Una compleja urdimbre de intereses políticos y económicos busca disuadir al hombre moderno de realizar cualquier esfuerzo mental sostenido. El radio y la televisión del siglo pasado eran distractores de baja intensidad, comparados con el actual bombardeo de información, propaganda, chismorreo, memes, fotografías y videos que reclaman a todas horas la atención de un adicto a las redes sociales. Cuando yo era niño, sólo el radio portátil o el radio del auto distraían a la gente cuando estaba fuera de casa. Los radioescuchas saltaban a ritmo vertiginoso de una estación a otra, como lo siguen haciendo hasta hoy, pero antes de que se inventara el selector de canales a control remoto, los televidentes veían por lo general programas completos. Pese a la pobre calidad del entretenimiento, seguir de principio a fin una serie filmada o el capítulo de una telenovela quizá dañaba menos el poder de concentración que deglutir una retacería inconexa de escenas chuscas, frases célebres, diatribas políticas, goles, accidentes aparatosos o grageas de filosofía barata revueltas sin ton ni son. El nivel educativo o la ideología de cada persona determinan en buena medida el tipo de menudencias que deglute, pero en términos de dispersión mental, el resultado es el mismo. Ni un genio puede atar diez mil cabos sueltos. Los avances tecnológicos han convertido la conciencia en una licuadora impotente que intenta mezclar en vano elementos heterogéneos, por tener atrofiada la facultad de ilación.

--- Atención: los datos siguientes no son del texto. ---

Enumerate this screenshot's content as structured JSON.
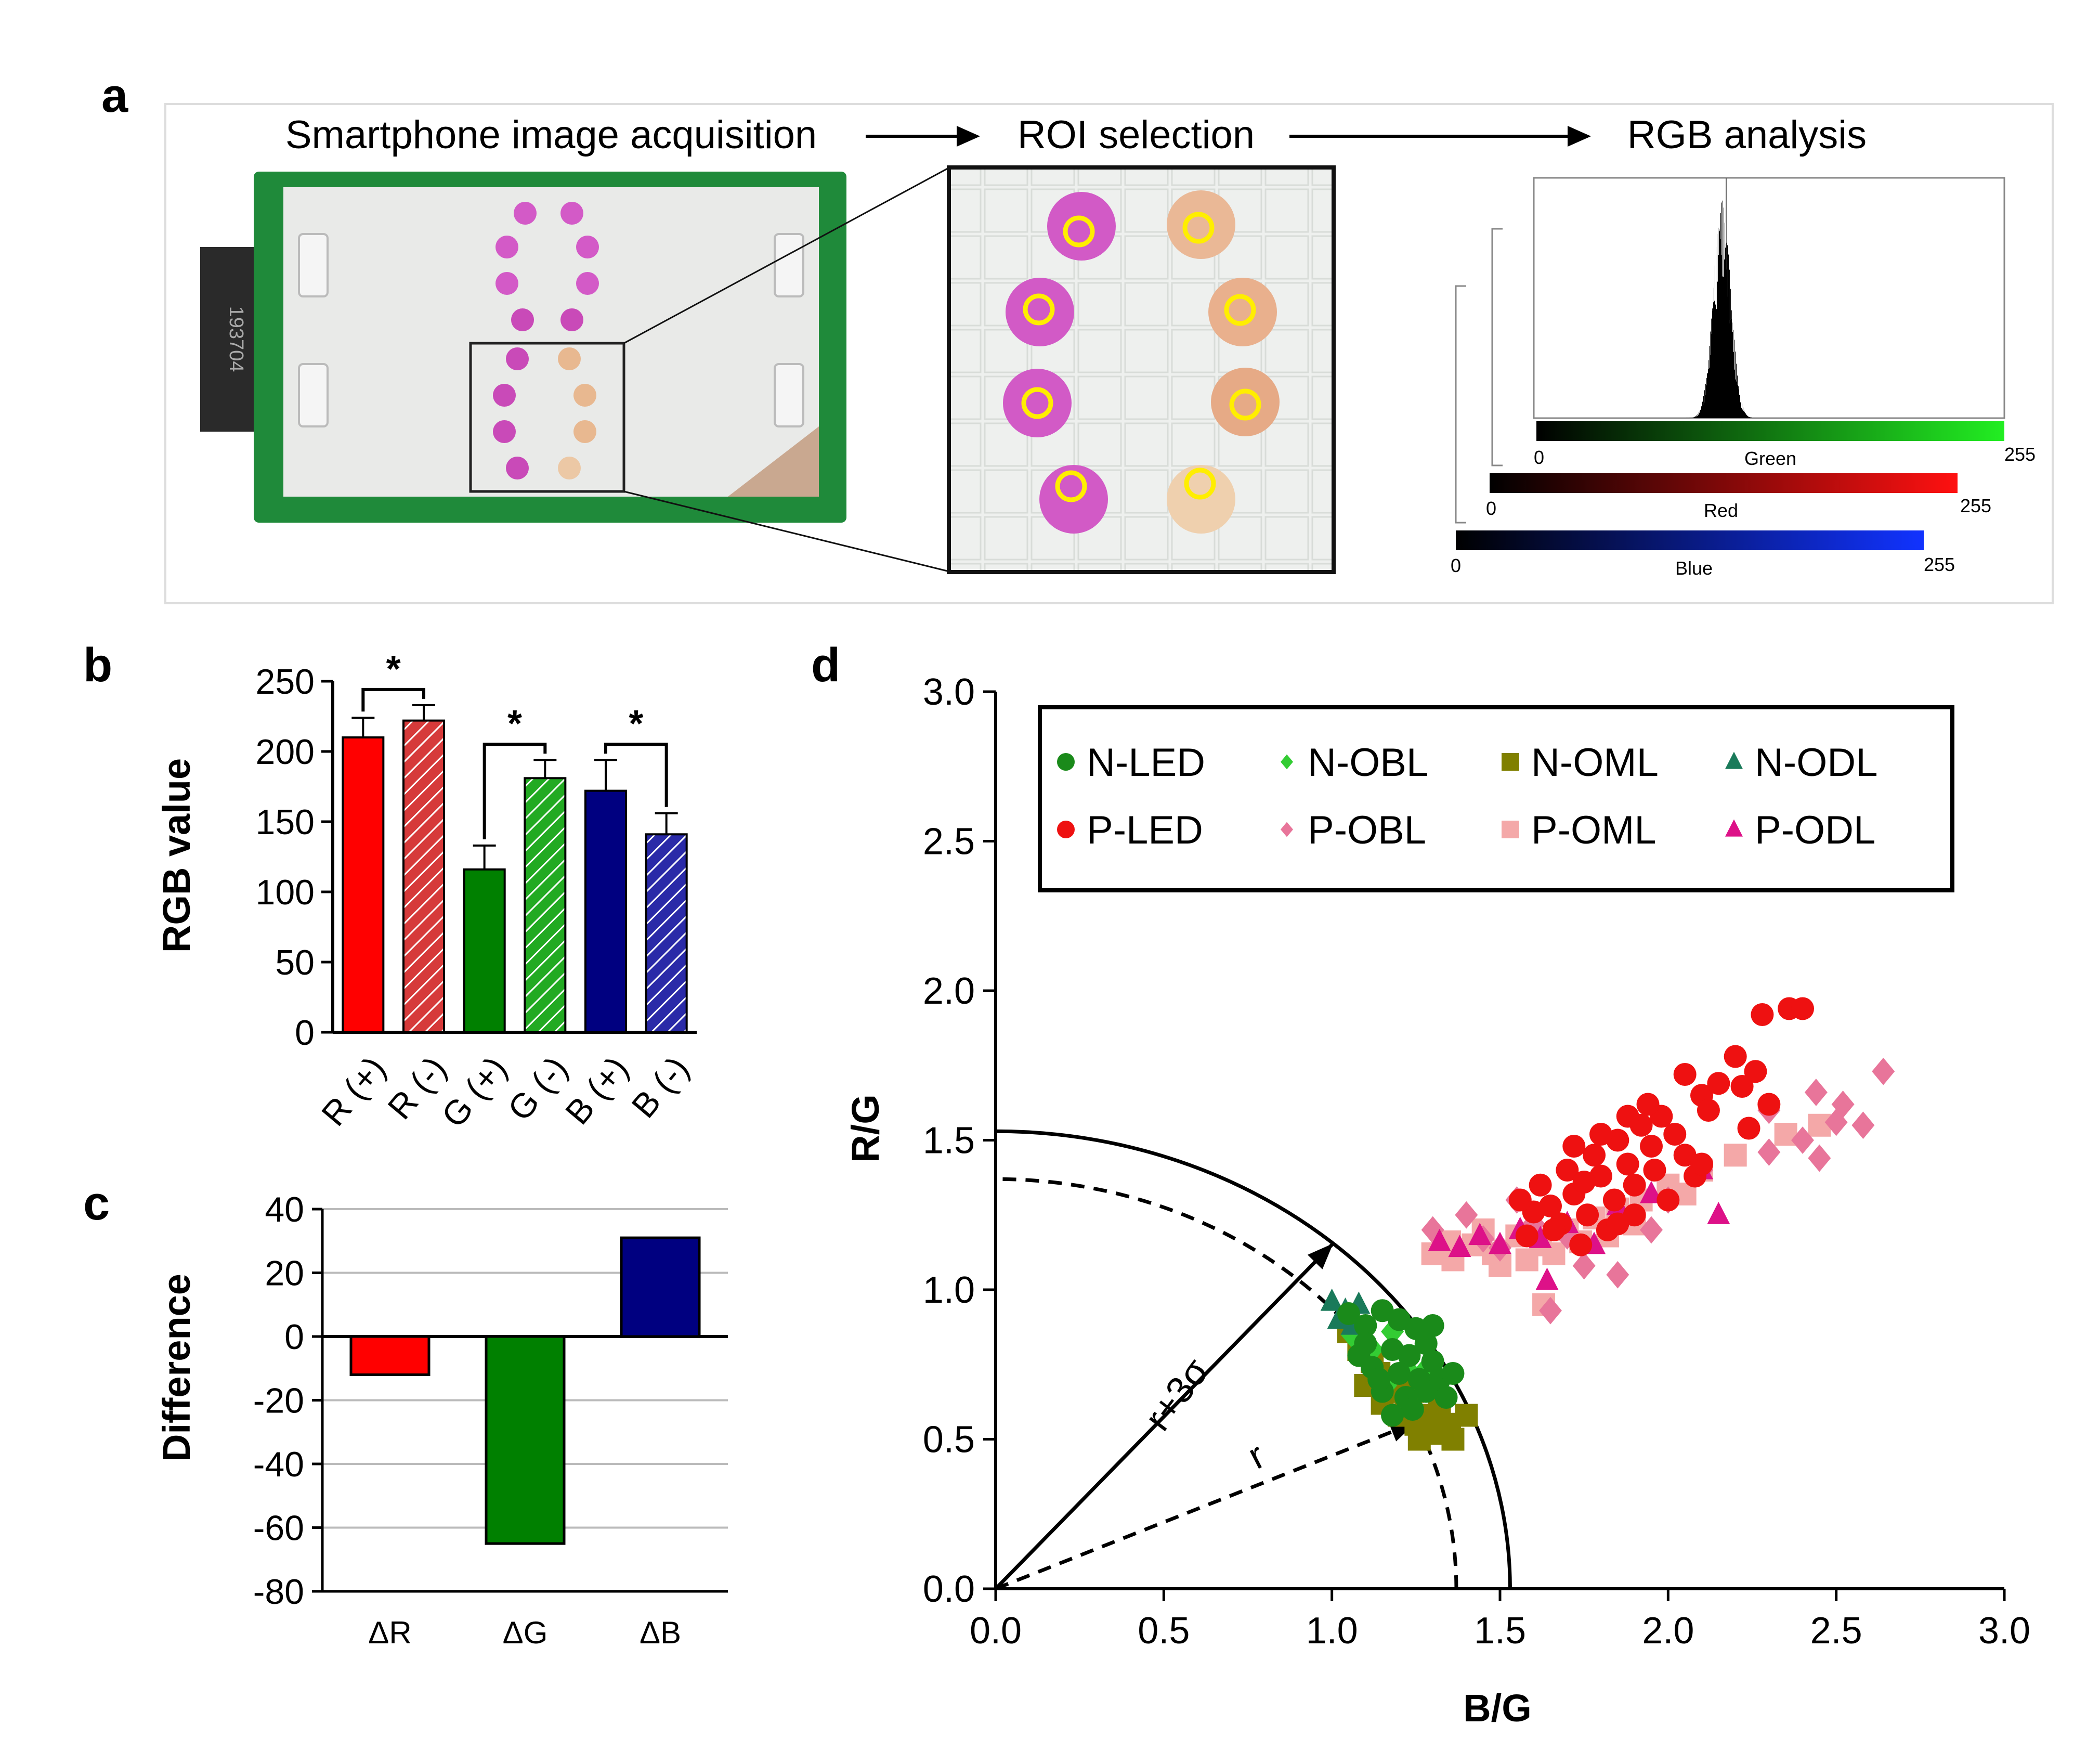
{
  "figure": {
    "panel_labels": {
      "a": "a",
      "b": "b",
      "c": "c",
      "d": "d"
    }
  },
  "panel_a": {
    "step1": "Smartphone image acquisition",
    "step2": "ROI selection",
    "step3": "RGB analysis",
    "device_label": "193704",
    "histograms": [
      {
        "name": "Green",
        "min": "0",
        "max": "255",
        "color": "#22cc22"
      },
      {
        "name": "Red",
        "min": "0",
        "max": "255",
        "color": "#ee1111"
      },
      {
        "name": "Blue",
        "min": "0",
        "max": "255",
        "color": "#1122ee"
      }
    ]
  },
  "chart_data": [
    {
      "id": "b",
      "type": "bar",
      "ylabel": "RGB value",
      "ylim": [
        0,
        250
      ],
      "yticks": [
        "0",
        "50",
        "100",
        "150",
        "200",
        "250"
      ],
      "categories": [
        "R (+)",
        "R (-)",
        "G (+)",
        "G (-)",
        "B (+)",
        "B (-)"
      ],
      "values": [
        210,
        222,
        116,
        181,
        172,
        141
      ],
      "errors": [
        14,
        11,
        17,
        13,
        22,
        15
      ],
      "colors": [
        "#ff0000",
        "#d63a3a",
        "#008000",
        "#33cc33",
        "#000080",
        "#3333cc"
      ],
      "hatched": [
        false,
        true,
        false,
        true,
        false,
        true
      ],
      "significance": [
        {
          "pair": [
            "R (+)",
            "R (-)"
          ],
          "label": "*"
        },
        {
          "pair": [
            "G (+)",
            "G (-)"
          ],
          "label": "*"
        },
        {
          "pair": [
            "B (+)",
            "B (-)"
          ],
          "label": "*"
        }
      ]
    },
    {
      "id": "c",
      "type": "bar",
      "ylabel": "Difference",
      "ylim": [
        -80,
        40
      ],
      "yticks": [
        "-80",
        "-60",
        "-40",
        "-20",
        "0",
        "20",
        "40"
      ],
      "grid": true,
      "categories": [
        "ΔR",
        "ΔG",
        "ΔB"
      ],
      "values": [
        -12,
        -65,
        31
      ],
      "colors": [
        "#ff0000",
        "#008000",
        "#000080"
      ]
    },
    {
      "id": "d",
      "type": "scatter",
      "xlabel": "B/G",
      "ylabel": "R/G",
      "xlim": [
        0,
        3
      ],
      "ylim": [
        0,
        3
      ],
      "xticks": [
        "0.0",
        "0.5",
        "1.0",
        "1.5",
        "2.0",
        "2.5",
        "3.0"
      ],
      "yticks": [
        "0.0",
        "0.5",
        "1.0",
        "1.5",
        "2.0",
        "2.5",
        "3.0"
      ],
      "legend_position": "top",
      "threshold": {
        "r": 1.37,
        "r_plus_3sigma": 1.53,
        "label_r": "r",
        "label_r3s": "r+3σ"
      },
      "series": [
        {
          "name": "N-LED",
          "marker": "circle",
          "color": "#1a8a1a",
          "points": [
            [
              1.05,
              0.92
            ],
            [
              1.1,
              0.88
            ],
            [
              1.15,
              0.93
            ],
            [
              1.2,
              0.9
            ],
            [
              1.25,
              0.87
            ],
            [
              1.1,
              0.82
            ],
            [
              1.18,
              0.8
            ],
            [
              1.23,
              0.78
            ],
            [
              1.28,
              0.82
            ],
            [
              1.3,
              0.76
            ],
            [
              1.12,
              0.74
            ],
            [
              1.2,
              0.72
            ],
            [
              1.26,
              0.7
            ],
            [
              1.32,
              0.7
            ],
            [
              1.15,
              0.66
            ],
            [
              1.22,
              0.64
            ],
            [
              1.28,
              0.66
            ],
            [
              1.34,
              0.64
            ],
            [
              1.08,
              0.78
            ],
            [
              1.14,
              0.7
            ],
            [
              1.3,
              0.88
            ],
            [
              1.24,
              0.6
            ],
            [
              1.18,
              0.58
            ],
            [
              1.36,
              0.72
            ]
          ]
        },
        {
          "name": "N-OBL",
          "marker": "diamond",
          "color": "#33cc33",
          "points": [
            [
              1.06,
              0.85
            ],
            [
              1.12,
              0.8
            ],
            [
              1.18,
              0.86
            ],
            [
              1.22,
              0.74
            ],
            [
              1.27,
              0.72
            ],
            [
              1.16,
              0.68
            ]
          ]
        },
        {
          "name": "N-OML",
          "marker": "square",
          "color": "#808000",
          "points": [
            [
              1.05,
              0.86
            ],
            [
              1.08,
              0.8
            ],
            [
              1.12,
              0.76
            ],
            [
              1.1,
              0.68
            ],
            [
              1.15,
              0.62
            ],
            [
              1.2,
              0.58
            ],
            [
              1.25,
              0.55
            ],
            [
              1.3,
              0.52
            ],
            [
              1.35,
              0.55
            ],
            [
              1.4,
              0.58
            ],
            [
              1.18,
              0.66
            ],
            [
              1.22,
              0.6
            ],
            [
              1.28,
              0.58
            ],
            [
              1.32,
              0.62
            ],
            [
              1.36,
              0.5
            ],
            [
              1.26,
              0.5
            ],
            [
              1.14,
              0.72
            ],
            [
              1.24,
              0.66
            ],
            [
              1.3,
              0.56
            ]
          ]
        },
        {
          "name": "N-ODL",
          "marker": "triangle",
          "color": "#1a7a5a",
          "points": [
            [
              1.0,
              0.96
            ],
            [
              1.04,
              0.93
            ],
            [
              1.08,
              0.95
            ],
            [
              1.02,
              0.9
            ],
            [
              1.06,
              0.88
            ]
          ]
        },
        {
          "name": "P-LED",
          "marker": "circle",
          "color": "#ee1111",
          "points": [
            [
              2.28,
              1.92
            ],
            [
              2.36,
              1.94
            ],
            [
              2.4,
              1.94
            ],
            [
              2.2,
              1.78
            ],
            [
              2.1,
              1.65
            ],
            [
              2.05,
              1.72
            ],
            [
              2.15,
              1.69
            ],
            [
              2.12,
              1.6
            ],
            [
              2.22,
              1.68
            ],
            [
              2.3,
              1.62
            ],
            [
              2.24,
              1.54
            ],
            [
              2.26,
              1.73
            ],
            [
              1.62,
              1.35
            ],
            [
              1.7,
              1.4
            ],
            [
              1.78,
              1.45
            ],
            [
              1.85,
              1.5
            ],
            [
              1.92,
              1.55
            ],
            [
              1.98,
              1.58
            ],
            [
              1.65,
              1.28
            ],
            [
              1.72,
              1.32
            ],
            [
              1.8,
              1.38
            ],
            [
              1.88,
              1.42
            ],
            [
              1.95,
              1.48
            ],
            [
              2.02,
              1.52
            ],
            [
              1.68,
              1.22
            ],
            [
              1.76,
              1.25
            ],
            [
              1.84,
              1.3
            ],
            [
              1.9,
              1.35
            ],
            [
              1.96,
              1.4
            ],
            [
              2.05,
              1.45
            ],
            [
              1.58,
              1.18
            ],
            [
              1.66,
              1.2
            ],
            [
              1.74,
              1.15
            ],
            [
              1.82,
              1.2
            ],
            [
              1.9,
              1.25
            ],
            [
              2.0,
              1.3
            ],
            [
              2.08,
              1.38
            ],
            [
              1.72,
              1.48
            ],
            [
              1.8,
              1.52
            ],
            [
              1.88,
              1.58
            ],
            [
              1.6,
              1.26
            ],
            [
              1.75,
              1.36
            ],
            [
              2.1,
              1.42
            ],
            [
              1.94,
              1.62
            ],
            [
              1.56,
              1.3
            ],
            [
              1.85,
              1.22
            ]
          ]
        },
        {
          "name": "P-OBL",
          "marker": "diamond",
          "color": "#e8759a",
          "points": [
            [
              2.64,
              1.73
            ],
            [
              2.52,
              1.62
            ],
            [
              2.44,
              1.66
            ],
            [
              2.5,
              1.56
            ],
            [
              2.4,
              1.5
            ],
            [
              2.3,
              1.46
            ],
            [
              2.58,
              1.55
            ],
            [
              2.45,
              1.44
            ],
            [
              2.3,
              1.6
            ],
            [
              1.3,
              1.2
            ],
            [
              1.4,
              1.25
            ],
            [
              1.45,
              1.17
            ],
            [
              1.55,
              1.3
            ],
            [
              1.6,
              1.22
            ],
            [
              1.65,
              0.93
            ],
            [
              1.85,
              1.05
            ],
            [
              1.75,
              1.08
            ],
            [
              2.0,
              1.3
            ],
            [
              2.1,
              1.4
            ],
            [
              1.5,
              1.14
            ],
            [
              1.7,
              1.18
            ],
            [
              1.95,
              1.2
            ]
          ]
        },
        {
          "name": "P-OML",
          "marker": "square",
          "color": "#f4a8a8",
          "points": [
            [
              1.3,
              1.12
            ],
            [
              1.36,
              1.1
            ],
            [
              1.42,
              1.15
            ],
            [
              1.48,
              1.12
            ],
            [
              1.55,
              1.18
            ],
            [
              1.62,
              1.15
            ],
            [
              1.7,
              1.2
            ],
            [
              1.78,
              1.24
            ],
            [
              1.85,
              1.27
            ],
            [
              1.92,
              1.3
            ],
            [
              2.0,
              1.35
            ],
            [
              2.1,
              1.4
            ],
            [
              2.2,
              1.45
            ],
            [
              2.35,
              1.52
            ],
            [
              2.45,
              1.55
            ],
            [
              1.63,
              0.95
            ],
            [
              1.5,
              1.08
            ],
            [
              1.58,
              1.1
            ],
            [
              1.66,
              1.12
            ],
            [
              1.74,
              1.16
            ],
            [
              1.82,
              1.18
            ],
            [
              1.9,
              1.22
            ],
            [
              1.35,
              1.16
            ],
            [
              1.45,
              1.2
            ],
            [
              2.05,
              1.32
            ]
          ]
        },
        {
          "name": "P-ODL",
          "marker": "triangle",
          "color": "#dd1188",
          "points": [
            [
              1.32,
              1.16
            ],
            [
              1.38,
              1.14
            ],
            [
              1.44,
              1.18
            ],
            [
              1.5,
              1.15
            ],
            [
              1.56,
              1.2
            ],
            [
              1.62,
              1.17
            ],
            [
              1.7,
              1.22
            ],
            [
              1.64,
              1.03
            ],
            [
              2.1,
              1.4
            ],
            [
              2.15,
              1.25
            ],
            [
              1.85,
              1.28
            ],
            [
              1.95,
              1.32
            ],
            [
              1.78,
              1.15
            ]
          ]
        }
      ]
    }
  ]
}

La vida sería inhóspita sin actividades recreativas, porque la concentración prolongada nos encierra demasiado en el propio yo, pero como su nombre lo indica, la recreación debería fertilizar la creatividad. El hundimiento en el caos de lo fragmentario nos aleja cada vez más del verdadero recreo. En teoría, las plataformas de películas y teleseries desempeñan esa función, pero el espectador que intenta elegir entre tantas opciones tampoco se salva de buscar o rebuscar en medio del océano, leyendo a ojo de pájaro sinopsis argumentales demasiado escuetas para saber si la historia en cuestión le puede gustar o no. Tras el primer atracón de pedacería viene el segundo, pues muchas veces desechamos películas después de haber visto su arranque. Así nos evitamos ver el churro completo, pero el fallido proceso de selección aturde o embota el intelecto que pretendía refrescar. De tanto deslizar el cursor de una pantalla en búsquedas infructuosas, lo que originalmente fue una necesidad tarde o temprano engendra un vicio: el déficit de atención explotado con gran éxito por redes sociales como TikTok, donde ningún video dura más de 30 segundos. Su variopinta oferta de boberías seduce a niños, adolescentes y adultos incapaces de fijar la atención en algo. Desearían vivir en un mundo feliz donde nadie estuviera obligado a eslabonar una cadena de causas y efectos, ni mucho menos a la introspección, el abismo del que intentan escapar a toda costa. Cuanto más se expande su vacío interior, mayores ganancias genera a los encargados de rellenarlo con humo.
Ante la dictadura del sinsentido, solo la meditación zen, la curiosidad científica, la contemplación de la belleza natural y artística o la evasión creadora de la lectura pueden salvarnos de una patética involución. Desmantelar cerebros es el gran negocio de nuestra era, ya sea por medio de las drogas o de la zambullida en el ciberespacio. La gente se escandaliza por el consumo de fentanilo en Estados Unidos, pero nadie cuantifica la mortífera sobredosis de chatarra visual o escrita que diariamente aletarga a millones de seres humanos. En ambos casos, la dispersión de la conciencia sumerge al adicto en una atmósfera de irrealidad. Enajenados y ensimismados a la vez, los jóvenes que sucumben a estos paraísos artificiales quizá nunca lleguen a saber quiénes son de verdad. Perder la señal de internet equivale para ellos al síndrome de abstinencia de un yonqui. La pereza mental nunca había tenido a su servicio tal cantidad de herramientas para frustrar la diferenciación entre los individuos y el vuelo de la imaginación libre. Si en otras épocas nos espantaban con cuentos de aparecidos, lo que ahora paraliza de miedo al internauta hiperconectado es el fantasma de la soledad. Las telarañas de falsos amigos venden un antídoto fraudulento contra ese temor: socializar el tedio existencial dándole una apariencia de alegre convivio. La gente reconcentrada por lo general es solitaria, un destino que asusta a la mayoría de la gente (la degradación de la convivencia, en cambio, no parece inquietar a ningún rebaño). El inconfesado afán de las redes sociales es postergar hasta el infinito el momento en que una persona se queda sola con sus pensamientos: nada espanta más a un terrícola del siglo XXI.